W 682r. papież Leon II, mając poparcie Synodu Trulańskiego, jak również siódmego i ósmego soboru, sformalizował potępienie Szóstego Soboru Ekumenicznego.306,307,308 Oto mamy dwóch przeciwstawnych sobie papieży i jesteśmy zmuszeni zastanowić się który z nich, jeśli w ogóle, był nieomylny. Jeden z nich musiał się mylić—albo papież Honoriusz I zasługiwał na klątwę według kościelnych przepisów albo papież Leon II wyklął niewinnego człowieka. Ktoś popełnił więc błąd, ale według doktryny o papieskiej nieomylności, kościół chce abyśmy wierzyli, że obaj papieże mieli rację!
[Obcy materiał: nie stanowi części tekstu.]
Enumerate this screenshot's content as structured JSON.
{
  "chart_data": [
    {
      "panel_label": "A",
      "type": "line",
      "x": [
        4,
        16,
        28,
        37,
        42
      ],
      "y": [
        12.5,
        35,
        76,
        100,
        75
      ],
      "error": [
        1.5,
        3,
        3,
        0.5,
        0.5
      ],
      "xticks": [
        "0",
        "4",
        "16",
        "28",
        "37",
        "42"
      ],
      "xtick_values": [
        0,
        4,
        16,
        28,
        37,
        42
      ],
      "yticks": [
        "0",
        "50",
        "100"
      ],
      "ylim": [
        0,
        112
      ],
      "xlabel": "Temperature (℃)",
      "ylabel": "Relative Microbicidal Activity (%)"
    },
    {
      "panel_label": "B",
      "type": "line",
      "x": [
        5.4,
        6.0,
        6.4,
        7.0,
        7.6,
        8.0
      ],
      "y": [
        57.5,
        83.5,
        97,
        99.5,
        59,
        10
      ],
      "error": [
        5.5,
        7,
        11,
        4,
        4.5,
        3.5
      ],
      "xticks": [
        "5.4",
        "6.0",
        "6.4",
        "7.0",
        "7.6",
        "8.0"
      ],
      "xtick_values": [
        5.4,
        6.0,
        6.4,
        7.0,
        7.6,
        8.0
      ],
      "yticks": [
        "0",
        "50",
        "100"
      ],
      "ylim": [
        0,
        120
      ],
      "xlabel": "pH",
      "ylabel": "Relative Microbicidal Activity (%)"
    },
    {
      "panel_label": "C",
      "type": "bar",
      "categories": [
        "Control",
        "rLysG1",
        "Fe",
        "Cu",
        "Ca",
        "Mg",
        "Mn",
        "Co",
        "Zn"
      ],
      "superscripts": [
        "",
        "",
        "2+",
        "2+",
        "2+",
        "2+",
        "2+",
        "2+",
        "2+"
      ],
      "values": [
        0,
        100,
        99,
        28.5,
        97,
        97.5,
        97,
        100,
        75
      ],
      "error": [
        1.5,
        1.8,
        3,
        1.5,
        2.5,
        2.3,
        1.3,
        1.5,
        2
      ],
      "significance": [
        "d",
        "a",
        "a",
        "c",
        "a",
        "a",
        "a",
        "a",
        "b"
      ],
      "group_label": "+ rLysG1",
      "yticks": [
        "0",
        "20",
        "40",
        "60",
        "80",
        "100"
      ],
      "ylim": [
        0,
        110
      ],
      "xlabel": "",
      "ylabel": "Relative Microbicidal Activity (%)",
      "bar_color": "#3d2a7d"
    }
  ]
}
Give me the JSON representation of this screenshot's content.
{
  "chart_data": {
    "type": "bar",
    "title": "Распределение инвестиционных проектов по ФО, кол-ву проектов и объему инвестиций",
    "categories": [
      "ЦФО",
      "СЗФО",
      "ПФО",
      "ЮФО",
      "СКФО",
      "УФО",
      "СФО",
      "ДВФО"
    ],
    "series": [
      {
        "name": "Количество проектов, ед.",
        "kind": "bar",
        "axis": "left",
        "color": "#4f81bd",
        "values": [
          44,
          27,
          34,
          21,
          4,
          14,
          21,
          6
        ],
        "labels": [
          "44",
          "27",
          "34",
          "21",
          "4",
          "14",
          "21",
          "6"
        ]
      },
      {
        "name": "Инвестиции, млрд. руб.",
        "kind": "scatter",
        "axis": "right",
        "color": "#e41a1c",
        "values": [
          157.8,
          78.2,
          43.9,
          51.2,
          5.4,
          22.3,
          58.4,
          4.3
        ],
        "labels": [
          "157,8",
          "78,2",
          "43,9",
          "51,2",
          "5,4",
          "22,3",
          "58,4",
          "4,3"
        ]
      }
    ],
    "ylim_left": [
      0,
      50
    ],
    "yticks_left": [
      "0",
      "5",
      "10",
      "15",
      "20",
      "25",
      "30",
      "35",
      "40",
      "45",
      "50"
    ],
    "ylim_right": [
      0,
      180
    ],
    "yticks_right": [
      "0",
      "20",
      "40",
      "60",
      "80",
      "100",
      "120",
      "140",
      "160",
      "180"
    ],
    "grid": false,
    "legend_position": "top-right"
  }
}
Kartkując kroniki papieskiej historii natknięmy się na podobne przypadki, które za każdym razem uniosą w zdziwieniu nasze brwi. Papież Pius IX zdefiniował doktrynę o papieskiej nieomylności na Pierwszym Soborze Watkańskim, który obradował od 1869 do 1870 roku. Innymi słowy, doktryna taprzez ponad piętnaście wieków unikała ukazania się i rozpoznania. To opóźnienie jest całkiem zrozumiałe, biorąc pod uwagę historię papiestwa. Siódmy wiek był świadkiem barwnej intrygi skupionej wokół papieża Honoriusza I, która została powyżej przedstawiona. Dziesiąty wiek był czasem papieża Jana XII, którego zbrodnie przeciw ludzkości były takiej skali i tak pełne deprawacji, że zmusiły jednego z historyków do ogłoszenia go chrześcijańskim Kaligulą, dodając, że: Zarzucano mu, że obrócił Lateran w dom publiczny; że wraz ze swoim gangiem gwałcił kobiety, czyniąc to w samej Bazylice św. Piotra; że dary pokornych wiernych złożone na ołtarzu były porywane jako zwyczajny łup. Był zapalczywym miłośnikiem hazardu, a podczas gry wykrzykiwał imiona pogańskich bożków, które są teraz powszechnie uważane za demony. Jego głód seksualny był nienasycony—nie było to jednak dużą zbrodnią w oczach Rzymian. O wiele gorszym było jednak to, że przypadkowe osoby odwiedzające jego łoże były nagradzane nie złotem, ale ziemią. Jedna z jego kochanek była w stanie ogłosić się panem feudalnym, “gdyż był tak ślepo w niej zakochany, że ogłosił ją gubernatorem wielu miast—obdarowując ją nawet złotymi krzyżami i kielichami samego św. Piotra.”309
Benedykt IX objął urząd św. Piotra w 1032r., jedynie po to, aby sprzedać go swojemu ojcu chrzestnemu, Giovanni Gratiano, za imponującą sumę 1500 funtów złota.310 Podobne spadki miały miejsce u kolejnych papieży, jednym z przykładów jest piętnasty wiek, w którym tron św. Piotra został niewygodnie przeładowany aż trzema papieżami jednocześnie: Benedyktem XIII, Grzegorzem XII i Janem XXIII 311(NW) (będący sam expiratem, tak jakby sytuacja wymagała jeszcze większej intrygi i skandalu).312
Możliwe, że najbardziej wartą uwagi osobliwością jest ta związana z żyjącym w XIII wieku papieżem Celestynem V, o którym New Catholic Encyclopedia (Nowa Katolicka Encyklopedia) podaje następującą wzmiankę: “Panowanie Celestyna charakteryzowała niefortunna służalczość Karolowi II oraz administracyjna niekompetencja.( . . .) Będąc świadomy swojej niekompetencji, Celestyn wydał dekret (10 grudnia) ogłaszający prawo papieża do rezygnacji z urzędu, po czym 13 grudnia dobrowolnie zrezygnował z papieskiego tytułu.”313 Trudno o bardziej interesujące wypaczenie—papież, który uświadomił sobie swoją niekompetencję i zrezygnował z urzędu! Katolicy twierdzą, że papież nigdy nie popełnia błędu, ale Celestyn, jak się okazuje, nie potrafił ich nie popełniać. Nieomylny i niekompetentny—prawdziwie osobliwa sugestia.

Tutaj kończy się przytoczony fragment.